2) Provide a grounding/contextualizing force to the ‘weird’ specialist. The specialist-characters in these procedurals are often portrayed as being un-grounded or disassociated from the normal social world as a result of their special perspective on the world. Each show goes about this in a different way, and it’s not a universal. I’m merely drawing attention to a trend which has been identified in contemporary shows.
This Specialist–Handler arrangement provides a solid dramatic base for the shows, going back to shows like the X-Files (Mulder and Scully were both specialists in different areas, but Scully tended to play the ‘handler’ role more when Mulder went off on his conspiracy-chasing) and beyond. The Handler character acts as a straight-man (or straight-woman in many cases) to the Specialist’s antics, acting as the audience’s stand-in, requiring an explanation or interpretation of the specialist’s arcane knowledge. Dr. Cuddy is Dr. House’s handler, but so are the other fellows on his team.

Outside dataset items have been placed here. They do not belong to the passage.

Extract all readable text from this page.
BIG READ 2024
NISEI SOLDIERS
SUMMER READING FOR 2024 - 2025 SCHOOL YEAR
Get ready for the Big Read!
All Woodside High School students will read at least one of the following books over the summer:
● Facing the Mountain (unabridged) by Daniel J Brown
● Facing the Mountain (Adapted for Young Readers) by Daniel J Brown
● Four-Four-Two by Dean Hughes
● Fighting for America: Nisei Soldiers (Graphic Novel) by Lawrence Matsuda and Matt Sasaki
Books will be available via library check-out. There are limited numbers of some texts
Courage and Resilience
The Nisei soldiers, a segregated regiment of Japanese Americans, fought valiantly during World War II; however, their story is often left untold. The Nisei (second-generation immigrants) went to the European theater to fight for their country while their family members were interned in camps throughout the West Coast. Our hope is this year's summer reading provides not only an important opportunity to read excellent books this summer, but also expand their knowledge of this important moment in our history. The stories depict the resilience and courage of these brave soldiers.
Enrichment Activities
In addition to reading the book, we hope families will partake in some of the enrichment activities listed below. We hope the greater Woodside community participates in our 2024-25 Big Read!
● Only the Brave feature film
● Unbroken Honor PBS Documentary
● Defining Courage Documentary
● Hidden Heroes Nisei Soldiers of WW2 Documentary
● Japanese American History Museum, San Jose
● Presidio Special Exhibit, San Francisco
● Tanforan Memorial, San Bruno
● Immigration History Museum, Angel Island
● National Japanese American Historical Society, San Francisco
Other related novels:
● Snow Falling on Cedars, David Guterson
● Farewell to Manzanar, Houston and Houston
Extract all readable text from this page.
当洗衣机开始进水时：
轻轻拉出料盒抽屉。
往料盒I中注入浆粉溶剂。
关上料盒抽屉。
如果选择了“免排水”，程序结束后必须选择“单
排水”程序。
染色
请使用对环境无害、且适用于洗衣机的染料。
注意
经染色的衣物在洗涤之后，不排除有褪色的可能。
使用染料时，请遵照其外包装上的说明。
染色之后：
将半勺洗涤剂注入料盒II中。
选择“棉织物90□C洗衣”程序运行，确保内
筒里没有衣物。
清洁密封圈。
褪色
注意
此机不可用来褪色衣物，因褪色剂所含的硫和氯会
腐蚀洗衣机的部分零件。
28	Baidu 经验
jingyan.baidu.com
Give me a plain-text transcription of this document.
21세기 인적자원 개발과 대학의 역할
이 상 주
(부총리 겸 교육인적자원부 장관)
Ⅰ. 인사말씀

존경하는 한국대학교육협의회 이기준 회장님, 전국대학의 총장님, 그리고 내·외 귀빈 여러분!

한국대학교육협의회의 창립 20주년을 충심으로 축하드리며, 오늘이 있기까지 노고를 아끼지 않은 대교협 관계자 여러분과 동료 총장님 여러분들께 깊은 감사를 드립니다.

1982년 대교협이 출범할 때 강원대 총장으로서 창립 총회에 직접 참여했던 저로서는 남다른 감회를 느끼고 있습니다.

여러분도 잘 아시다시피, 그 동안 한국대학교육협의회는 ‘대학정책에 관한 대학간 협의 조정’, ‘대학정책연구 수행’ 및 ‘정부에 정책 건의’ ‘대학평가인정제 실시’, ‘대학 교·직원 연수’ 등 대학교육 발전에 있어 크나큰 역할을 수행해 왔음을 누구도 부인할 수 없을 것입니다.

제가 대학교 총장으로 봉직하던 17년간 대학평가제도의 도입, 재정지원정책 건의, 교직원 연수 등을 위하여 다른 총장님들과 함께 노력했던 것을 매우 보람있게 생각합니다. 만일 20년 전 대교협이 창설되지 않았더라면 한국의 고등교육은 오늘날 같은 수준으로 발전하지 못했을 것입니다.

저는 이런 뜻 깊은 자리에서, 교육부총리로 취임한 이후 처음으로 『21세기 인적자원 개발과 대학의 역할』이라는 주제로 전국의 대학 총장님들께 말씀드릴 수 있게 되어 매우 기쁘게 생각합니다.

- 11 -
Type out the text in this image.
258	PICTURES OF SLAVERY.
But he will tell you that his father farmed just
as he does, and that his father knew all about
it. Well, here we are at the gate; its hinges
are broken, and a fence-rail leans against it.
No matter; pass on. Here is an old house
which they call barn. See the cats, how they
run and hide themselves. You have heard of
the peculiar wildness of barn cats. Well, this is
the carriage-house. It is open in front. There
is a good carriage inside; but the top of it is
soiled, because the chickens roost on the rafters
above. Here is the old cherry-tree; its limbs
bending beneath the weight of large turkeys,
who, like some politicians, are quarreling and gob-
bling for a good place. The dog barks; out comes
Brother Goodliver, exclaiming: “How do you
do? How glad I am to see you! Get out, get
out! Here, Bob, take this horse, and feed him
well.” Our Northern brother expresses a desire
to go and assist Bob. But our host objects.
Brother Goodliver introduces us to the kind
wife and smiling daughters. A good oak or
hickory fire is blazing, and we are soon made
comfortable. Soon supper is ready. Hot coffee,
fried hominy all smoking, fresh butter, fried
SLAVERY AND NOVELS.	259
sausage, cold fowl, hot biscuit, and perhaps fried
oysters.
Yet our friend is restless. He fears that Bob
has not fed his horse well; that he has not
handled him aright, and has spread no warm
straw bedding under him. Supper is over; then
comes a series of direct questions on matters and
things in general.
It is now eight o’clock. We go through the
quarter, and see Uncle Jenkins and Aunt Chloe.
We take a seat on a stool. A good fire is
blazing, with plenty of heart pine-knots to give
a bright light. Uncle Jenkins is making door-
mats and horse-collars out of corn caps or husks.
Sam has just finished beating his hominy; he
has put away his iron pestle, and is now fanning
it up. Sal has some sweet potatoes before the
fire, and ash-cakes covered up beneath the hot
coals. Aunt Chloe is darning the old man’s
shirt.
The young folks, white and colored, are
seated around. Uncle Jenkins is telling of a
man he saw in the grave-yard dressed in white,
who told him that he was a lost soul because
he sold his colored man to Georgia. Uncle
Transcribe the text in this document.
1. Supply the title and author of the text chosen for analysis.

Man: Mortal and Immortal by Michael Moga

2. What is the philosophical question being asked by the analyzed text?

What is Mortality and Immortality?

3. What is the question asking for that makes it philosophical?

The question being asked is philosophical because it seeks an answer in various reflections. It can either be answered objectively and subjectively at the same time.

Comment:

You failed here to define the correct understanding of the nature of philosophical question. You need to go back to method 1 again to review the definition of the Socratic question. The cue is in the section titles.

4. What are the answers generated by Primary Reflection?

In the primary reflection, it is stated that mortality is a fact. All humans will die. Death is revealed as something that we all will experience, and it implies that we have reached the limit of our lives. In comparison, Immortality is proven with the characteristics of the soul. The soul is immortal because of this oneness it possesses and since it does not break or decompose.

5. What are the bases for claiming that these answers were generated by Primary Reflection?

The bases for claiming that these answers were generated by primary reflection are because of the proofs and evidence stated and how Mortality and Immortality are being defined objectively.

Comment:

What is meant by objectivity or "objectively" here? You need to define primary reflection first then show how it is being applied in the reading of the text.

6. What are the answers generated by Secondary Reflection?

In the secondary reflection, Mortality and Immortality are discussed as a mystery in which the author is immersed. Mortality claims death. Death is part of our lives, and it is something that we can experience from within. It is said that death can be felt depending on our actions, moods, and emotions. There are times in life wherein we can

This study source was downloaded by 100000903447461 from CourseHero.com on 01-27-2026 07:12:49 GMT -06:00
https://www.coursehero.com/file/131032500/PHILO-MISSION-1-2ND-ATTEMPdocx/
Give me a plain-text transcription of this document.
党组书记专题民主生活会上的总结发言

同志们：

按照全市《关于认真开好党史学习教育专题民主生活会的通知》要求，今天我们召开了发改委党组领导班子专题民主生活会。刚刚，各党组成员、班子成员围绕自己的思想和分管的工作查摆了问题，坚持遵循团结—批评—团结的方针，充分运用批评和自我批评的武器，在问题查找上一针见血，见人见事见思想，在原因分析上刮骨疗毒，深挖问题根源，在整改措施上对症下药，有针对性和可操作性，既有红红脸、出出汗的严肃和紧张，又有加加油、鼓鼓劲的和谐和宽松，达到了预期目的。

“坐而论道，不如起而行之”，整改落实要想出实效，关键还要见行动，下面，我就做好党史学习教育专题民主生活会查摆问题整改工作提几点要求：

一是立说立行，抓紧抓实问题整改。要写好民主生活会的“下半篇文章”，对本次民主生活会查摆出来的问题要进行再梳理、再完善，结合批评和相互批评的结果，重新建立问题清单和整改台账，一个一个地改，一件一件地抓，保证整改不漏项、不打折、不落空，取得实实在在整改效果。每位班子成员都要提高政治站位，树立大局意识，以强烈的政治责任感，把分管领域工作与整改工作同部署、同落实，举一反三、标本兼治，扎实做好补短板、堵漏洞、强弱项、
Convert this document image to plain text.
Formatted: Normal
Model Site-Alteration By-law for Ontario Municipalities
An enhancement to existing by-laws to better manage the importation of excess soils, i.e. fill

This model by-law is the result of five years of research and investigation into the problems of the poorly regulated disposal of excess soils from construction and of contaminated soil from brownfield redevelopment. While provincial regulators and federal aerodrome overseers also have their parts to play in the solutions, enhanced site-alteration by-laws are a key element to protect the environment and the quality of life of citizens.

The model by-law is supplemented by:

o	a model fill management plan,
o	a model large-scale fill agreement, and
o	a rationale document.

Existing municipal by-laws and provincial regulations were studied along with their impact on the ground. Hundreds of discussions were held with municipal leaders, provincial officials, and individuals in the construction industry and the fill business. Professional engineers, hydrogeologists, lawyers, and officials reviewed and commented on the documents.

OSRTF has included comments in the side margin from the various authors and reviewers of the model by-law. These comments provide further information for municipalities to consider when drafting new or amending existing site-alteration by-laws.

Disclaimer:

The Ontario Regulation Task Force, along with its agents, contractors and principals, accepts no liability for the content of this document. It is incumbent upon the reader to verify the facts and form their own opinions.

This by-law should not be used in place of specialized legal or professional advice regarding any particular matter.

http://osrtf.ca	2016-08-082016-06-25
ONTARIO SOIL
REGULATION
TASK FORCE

Production companies will continue to use the specialist model to attempt to find space for their shows in an already-crowded procedural market. Television viewers have seen decades worth of standard police procedurals, and this escalation into increasingly oddball specialists is an attempt to keep the lucrative procedural sub-genre fresh for viewers. In the meantime, we as viewers have a wide variety of flavors of procedural to choose from to get our satisfaction in knowing that at the end of the hour, the criminal will be known even if they aren’t caught, and moreso than justice, mastery of knowledge will be achieved, allowing the specialist to sleep content in their ability and for us to retain our confidence in those specialists and the System which protects us.
At least, that seems to be the idea.